Seguramente esto no pasaba sólo en Londres, pero la historia que nos ocupa empezó ahí, en el centro del Imperio, en 1797, cuando nació Mary Shelley, la mujer que escribiría Frankenstein, porque “el sueño de la razón engendra monstruos” y a veces son los escritores los que pueden darle forma, voz, a las pesadillas de sus épocas. Hace pocos meses, una escritora argentina, Esther Cross, publicó La mujer que escribió Frankenstein, un libro hermoso y fuera de serie –es difícil de calificar, no es novela ni ensayo ni biografía y es las tres cosas a la vez– sobre la escritora inglesa, su vida, el mundo en el que vivió y su criatura, ese monstruo hecho a escala gigante –en tamaño normal, explica el Dr. Frankenstein, no hubiera podido ensamblar la compleja red de nervios, músculos, tendones, venas y arterias; de los huesos no dice nada, se ve que era lo más fácil–, hecho de partes de cuerpos extraídos de una misma cantera, los cementerios.
Esa criatura le depararía la fama con la que Mary Shelley mantendría a su familia hasta su propia muerte, que quién sabe cómo habrá experimentado, ella, cuyo nacimiento fue causa de la muerte de su madre, que aprendió a leer mirando las lápidas del cementerio materno, que se enamoró del poeta Shelley a los 16 paseando entre esas mismas tumbas, que guardó una reliquia de cada uno de sus muertos –enviudó a los 25, sólo la sobrevivió una de sus cuatro hijos tanto que, cuenta Cross: “En el cementerio Protestante de Roma, en la tumba de Percy B. Shelley, hay una lápida que dice ‘Corazón de Corazones’, pero falta el corazón. El corazón de Shelley está enterrado con Mary Shelley, su mujer, a cientos de kilómetros, en la ciudad costera de Bornemouth, Inglaterra. Así que en una tumba hay una urna con cenizas incompletas y en la otra hay un corazón de más”.

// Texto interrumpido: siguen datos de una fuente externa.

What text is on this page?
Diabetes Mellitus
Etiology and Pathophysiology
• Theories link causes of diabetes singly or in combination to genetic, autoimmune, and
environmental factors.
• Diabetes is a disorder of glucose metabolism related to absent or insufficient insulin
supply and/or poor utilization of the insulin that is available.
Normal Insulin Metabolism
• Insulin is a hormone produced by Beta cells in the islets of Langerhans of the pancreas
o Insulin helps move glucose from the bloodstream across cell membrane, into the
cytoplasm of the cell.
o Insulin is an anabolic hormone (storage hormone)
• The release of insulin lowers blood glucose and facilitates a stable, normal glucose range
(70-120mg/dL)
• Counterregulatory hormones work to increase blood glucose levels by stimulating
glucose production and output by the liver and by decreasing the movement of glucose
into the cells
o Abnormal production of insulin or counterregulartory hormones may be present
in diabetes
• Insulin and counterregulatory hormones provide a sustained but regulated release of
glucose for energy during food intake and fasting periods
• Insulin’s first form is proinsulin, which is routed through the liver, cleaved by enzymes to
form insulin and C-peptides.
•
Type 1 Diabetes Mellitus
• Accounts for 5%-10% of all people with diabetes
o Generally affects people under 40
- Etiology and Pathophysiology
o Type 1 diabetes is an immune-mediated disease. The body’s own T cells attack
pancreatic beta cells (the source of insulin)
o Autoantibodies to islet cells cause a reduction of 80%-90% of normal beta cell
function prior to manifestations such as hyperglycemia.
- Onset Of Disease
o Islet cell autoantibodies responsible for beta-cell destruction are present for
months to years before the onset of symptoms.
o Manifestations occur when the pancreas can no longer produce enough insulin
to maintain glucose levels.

La escena famosa, Mary, Shelley, Lord Byron, su médico, Polidori, y la hermanastra de Mary, Claire Clairmont, amante de Byron y tal vez también del mismo Shelley, charlando de cómo escribir una historia terrorífica, la charla que le daría origen a Frankenstein, casi no es tema en el libro de Cross, que se dedica a relatar todo lo otro, lo que cuentan los dos primeros párrafos de esta nota y mucho más, algo parecido al terreno que dio por fruto al monstruo del siglo XIX, el monstruo anatómico, y a la escritora que supo relatarlo.
Tal vez cada época tenga su monstruo. Anatómico el del XIX, mecánicos, radioactivos o extraterrestres algunos de los del XX y el nuestro está por hacerse.
¿Quién lo hará?, ¿una chica de 18, como Mary cuando escribió Frankenstein?, ¿Cómo será?, ¿Un fruto de la manipulación genética –no la soja, que ya está creada fuera de la ficción, sino de nuestro ADN, esa nueva materia de mercado– el monstruo del XXI?